Köyde öğretmenlik yaptığı yıllarda sadece öğretmenlikle uğraşmamış köyün bütün sosyal-kültürel ve çevresel sorunlarının çözülmesinde önayak oldu. Kendi okulunda öğrencilerin oynadığı piyesler düzenleyerek gösterim yaptı.1935 Yılında Ormanların yok olmaması için Kaymakamlığa veDahiliye vekaletine yazılar yazarak Ormanlardan yapılan odun kömürcülüğünün kaldırılmasını sağladı.

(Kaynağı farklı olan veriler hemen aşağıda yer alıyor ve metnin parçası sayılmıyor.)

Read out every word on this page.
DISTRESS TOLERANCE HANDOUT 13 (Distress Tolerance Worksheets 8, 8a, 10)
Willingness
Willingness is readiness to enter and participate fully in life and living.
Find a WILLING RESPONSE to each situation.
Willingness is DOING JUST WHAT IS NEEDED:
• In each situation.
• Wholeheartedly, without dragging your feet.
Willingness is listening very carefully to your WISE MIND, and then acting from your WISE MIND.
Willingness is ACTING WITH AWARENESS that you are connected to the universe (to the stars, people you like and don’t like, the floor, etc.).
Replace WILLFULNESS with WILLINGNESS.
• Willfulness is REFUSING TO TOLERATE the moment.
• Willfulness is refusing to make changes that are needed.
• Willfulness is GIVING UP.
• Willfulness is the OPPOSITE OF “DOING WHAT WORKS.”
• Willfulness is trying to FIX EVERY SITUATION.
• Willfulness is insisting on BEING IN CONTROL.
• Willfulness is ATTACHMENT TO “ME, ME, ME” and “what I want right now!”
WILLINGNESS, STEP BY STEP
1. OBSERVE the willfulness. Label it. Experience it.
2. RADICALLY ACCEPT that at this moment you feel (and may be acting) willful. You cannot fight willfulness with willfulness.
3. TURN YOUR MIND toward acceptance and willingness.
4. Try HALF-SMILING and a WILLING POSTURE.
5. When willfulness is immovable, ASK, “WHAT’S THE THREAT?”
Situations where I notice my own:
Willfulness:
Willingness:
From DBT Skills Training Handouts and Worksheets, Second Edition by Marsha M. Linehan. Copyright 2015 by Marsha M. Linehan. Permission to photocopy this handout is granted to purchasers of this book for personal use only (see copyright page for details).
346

Emekli olduktan bir süre sonra rahatsızlık yaşadı. Bir akşamüzeri Maçka Belediye Başkanı Ömer Sümer ile Köprübaşı kahvesinde yolu olmayan Mulaga deresine Buğday Ofisi açılmasını planladıkları bir anda son nefesini verdi.27.01.1962
Soyadı kanunu çıkmadan evvel Celal Bey diye anılıyordu.Soyadı kanunu çıkınca önce Nafioğlu soyadını aldı.Sonradan tüm akrabaları Aydın soyadını aldılar.
At binmek onun vazgeçemediği bir tutkuydu.Köyden Maçka merkeze At sırtında gelir,akşam yine köye At sırtında dönerdi. Yaz aylarında köye ve yaylaya her zaman At sırtında çıkardı.
Arapça ve Osmanlıcayı çok iyi bilirdi.Gerçekleşen Harf devrimi sonrasında Maçka’nın ilk öğretmenlerinden olmuştu.